YAZARLAR
Avrupa’da Müslüman Kalmak
Yirminci yüzyılın ikinci yarısında çok sayıda Müslüman çeşitli nedenlerle Avrupa’da yaşamak zorunda kalmış ve birçoğu oranın vatandaşı olmuştur. İslam’ın artık Avrupa’nın inkâr edilemez bir parçası olduğu açıktır. Ancak, Avrupa’nın modern, seküler kamusal bilinci, genel olarak hem Müslümanların varlığından hem de bunun giderek görünürlük kazanmasından oldukça rahatsız olduğunu gizleyememektedir. Çoğulcu demokratik anlayışın, Müslümanların böylesine ötekileştirilmesini hoş görmesi mümkün değildir. Müslümanlar söz konusu olunca, Avrupalı çoğulculuk ve temel insan hak ve özgürlükleri iddiasını unutuyor. Farklılıkları yok ederek çoğulcu demokrasi inşa edilemez. Önemli olan, farklılıklara rağmen bir arada barış içinde yaşamayı başarmaktır. Başarılması gereken husus, Müslümanların asimile olmadan, kendilerine yabancılaşmadan Avrupa toplumuna entegre olmalarını sağlamaktır. Avrupa’da Müslümanların talepleriyle Avrupalı millet ve yönetimlerin taleplerinin, asimilasyonu öngörmeyecek biçimde uzlaşması gerekmektedir.
Avrupa’da Müslüman Yaşam
Müslümanlar öncelikle, Avrupa şartlarında İslam’ı anlama çabalarını geliştirmeliler. M.Akif’in deyişiyle, “Avrupa’nın idrakine İslam’ı söyletme”, Müslümanların sorumluluğundadır. Kimileri, bu bağlamda “Avrupa İslam’ı” kavramından söz etmektedir. Dahası, “Fransa İslam’ı”, “Almanya İslam’ı” gibi asimilasyonist bir politikaya gönderme yapan kavramlar türetilmektedir. Oysa, İslam bir tanedir. Farklılaşabilir olan, Müslümanların İslam anlayış ve uygulamalarıdır. İslam’ı anlama, yorumlama ve hayata yansıtma çabaları, Müslümanların içinde bulundukları toplumsal ve kültürel durumlarıyla, anlayış kapasiteleriyle sınırlıdır. Bunlar sürekli değiştiğinden dolayı, Müslümanlar İslam’ı anlama, yorumlama ve hayata yansıtma çabalarına süreklilik kazandırmak zorundadırlar. Bu çerçevede, Avrupa şartlarında Müslümanca bir hayatın nasıl inşa edileceğine ilişkin sahih ve uygulanabilir bilgi üretip onların hangi somut tutum ve davranışlar hâlinde hayata yansıtılabileceğini belirlemeye ihtiyaç vardır.

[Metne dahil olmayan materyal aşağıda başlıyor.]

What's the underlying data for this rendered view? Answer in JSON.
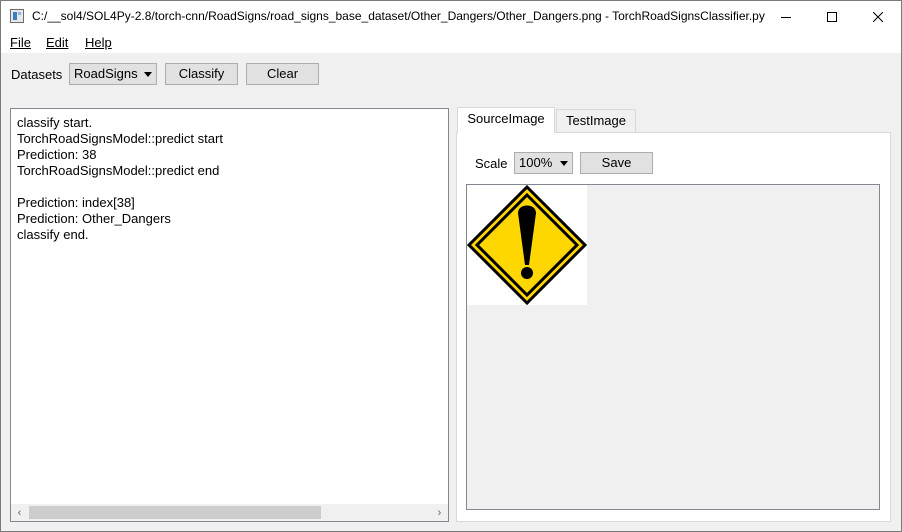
{
  "window": {
    "title": "C:/__sol4/SOL4Py-2.8/torch-cnn/RoadSigns/road_signs_base_dataset/Other_Dangers/Other_Dangers.png - TorchRoadSignsClassifier.py"
  },
  "menu": {
    "items": [
      {
        "label": "File"
      },
      {
        "label": "Edit"
      },
      {
        "label": "Help"
      }
    ]
  },
  "toolbar": {
    "datasets_label": "Datasets",
    "dataset_value": "RoadSigns",
    "classify_label": "Classify",
    "clear_label": "Clear"
  },
  "console": {
    "lines": [
      "classify start.",
      "TorchRoadSignsModel::predict start",
      "Prediction: 38",
      "TorchRoadSignsModel::predict end",
      "",
      "Prediction: index[38]",
      "Prediction: Other_Dangers",
      "classify end."
    ]
  },
  "tabs": [
    {
      "label": "SourceImage",
      "active": true
    },
    {
      "label": "TestImage",
      "active": false
    }
  ],
  "image_panel": {
    "scale_label": "Scale",
    "scale_value": "100%",
    "save_label": "Save"
  },
  "icons": {
    "minimize": "minimize-icon",
    "maximize": "maximize-icon",
    "close": "close-icon",
    "sign": "warning-exclamation-sign"
  },
  "colors": {
    "sign_yellow": "#ffd700",
    "sign_black": "#000000"
  }
}
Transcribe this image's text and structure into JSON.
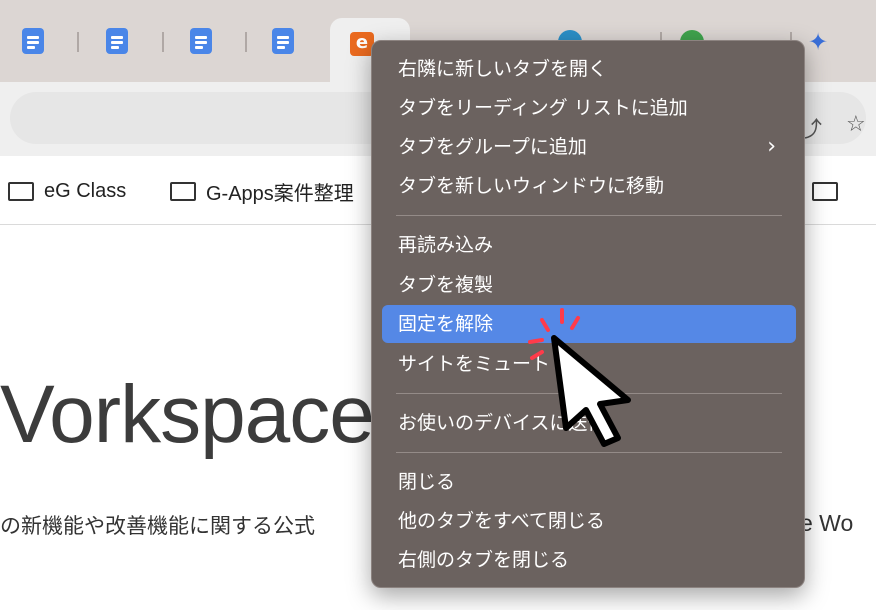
{
  "tabs": {
    "active_favicon_letter": "e"
  },
  "bookmarks": [
    {
      "label": "eG Class"
    },
    {
      "label": "G-Apps案件整理"
    }
  ],
  "page": {
    "title_fragment": "Vorkspace",
    "subtitle_fragment": "の新機能や改善機能に関する公式",
    "subtitle_right_fragment": "e Wo"
  },
  "context_menu": {
    "groups": [
      [
        {
          "label": "右隣に新しいタブを開く"
        },
        {
          "label": "タブをリーディング リストに追加"
        },
        {
          "label": "タブをグループに追加",
          "has_submenu": true
        },
        {
          "label": "タブを新しいウィンドウに移動"
        }
      ],
      [
        {
          "label": "再読み込み"
        },
        {
          "label": "タブを複製"
        },
        {
          "label": "固定を解除",
          "highlighted": true
        },
        {
          "label": "サイトをミュート"
        }
      ],
      [
        {
          "label": "お使いのデバイスに送信"
        }
      ],
      [
        {
          "label": "閉じる"
        },
        {
          "label": "他のタブをすべて閉じる"
        },
        {
          "label": "右側のタブを閉じる"
        }
      ]
    ],
    "submenu_icon": "chevron-right-icon"
  },
  "colors": {
    "menu_background": "#6b625f",
    "menu_highlight": "#5588e6",
    "tabstrip": "#dcd6d3",
    "pinned_doc_favicon": "#4a86e8",
    "active_favicon": "#ea6a1f"
  },
  "icons": [
    "docs-icon",
    "folder-icon",
    "chevron-right-icon",
    "sparkle-icon",
    "mouse-cursor-icon",
    "click-burst-icon"
  ]
}
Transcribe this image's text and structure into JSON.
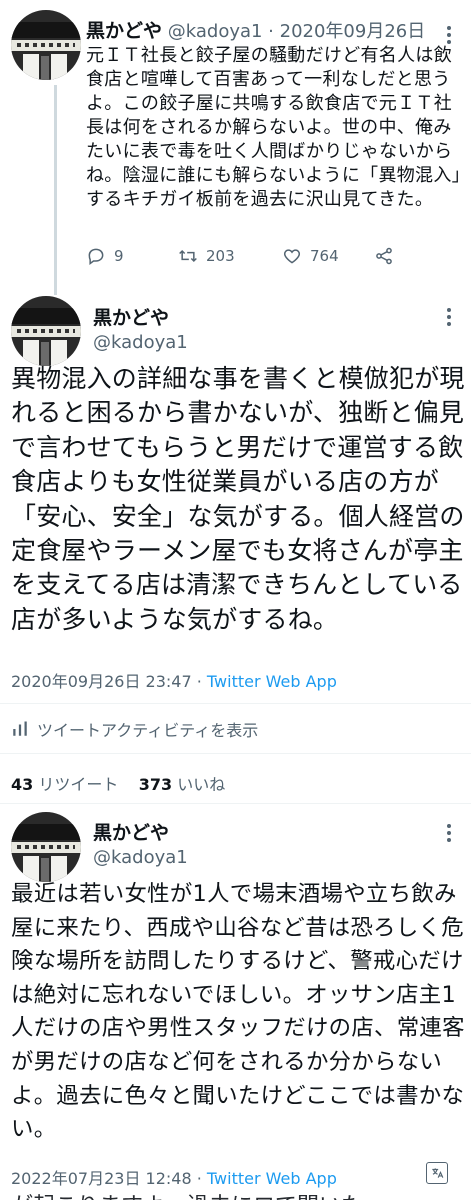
{
  "tweet1": {
    "display_name": "黒かどや",
    "handle_date": "@kadoya1 · 2020年09月26日",
    "body": "元ＩＴ社長と餃子屋の騒動だけど有名人は飲食店と喧嘩して百害あって一利なしだと思うよ。この餃子屋に共鳴する飲食店で元ＩＴ社長は何をされるか解らないよ。世の中、俺みたいに表で毒を吐く人間ばかりじゃないからね。陰湿に誰にも解らないように「異物混入」するキチガイ板前を過去に沢山見てきた。",
    "reply_count": "9",
    "retweet_count": "203",
    "like_count": "764",
    "icons": [
      "reply-icon",
      "retweet-icon",
      "heart-icon",
      "share-icon"
    ]
  },
  "tweet2": {
    "display_name": "黒かどや",
    "handle": "@kadoya1",
    "body": "異物混入の詳細な事を書くと模倣犯が現れると困るから書かないが、独断と偏見で言わせてもらうと男だけで運営する飲食店よりも女性従業員がいる店の方が「安心、安全」な気がする。個人経営の定食屋やラーメン屋でも女将さんが亭主を支えてる店は清潔できちんとしている店が多いような気がするね。",
    "timestamp": "2020年09月26日 23:47 · ",
    "source": "Twitter Web App",
    "activity_label": "ツイートアクティビティを表示",
    "retweets_num": "43",
    "retweets_label": " リツイート",
    "likes_num": "373",
    "likes_label": " いいね"
  },
  "tweet3": {
    "display_name": "黒かどや",
    "handle": "@kadoya1",
    "body": "最近は若い女性が1人で場末酒場や立ち飲み屋に来たり、西成や山谷など昔は恐ろしく危険な場所を訪問したりするけど、警戒心だけは絶対に忘れないでほしい。オッサン店主1人だけの店や男性スタッフだけの店、常連客が男だけの店など何をされるか分からないよ。過去に色々と聞いたけどここでは書かない。",
    "timestamp": "2022年07月23日 12:48 · ",
    "source": "Twitter Web App",
    "cutoff_text": "が起こりますよ。過去にロで聞いた"
  },
  "colors": {
    "text": "#0f1419",
    "secondary": "#536471",
    "link": "#1d9bf0",
    "divider": "#eff3f4"
  }
}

Şimdiye kadar bu çabalar yeterince ortaya konulamadığı için bazı çevreler, “mevcut teolojik kanalların şimdiki şartlar altında sahici bir uzlaşı tesis etmekten uzak gözüktüğünü” ileri sürerek, “sahici bir uyum sürecinin teoloji temelli değil sosyoloji temelli olacağını” savunmaktadır. Bu, Avrupa sosyolojisinde Müslümanların asimile edilmesi anlamına gelmektedir. Oysa sağlıklı uyum sürecini işletmek, Avrupa sosyolojisini hesaba katan, o toplumsal gerçeklik çerçevesinde Müslümanca bir hayatın nasıl olacağını ortaya koyan sahih bir İslam anlayışına sahip olmakla mümkündür. Bunu başarmak için Müslümanların ciddi bir bilimsel yaklaşıma dayalı eğitim seferberliğini başlatmaları ve Avrupa’nın da bunun önünü açması gerekmektedir.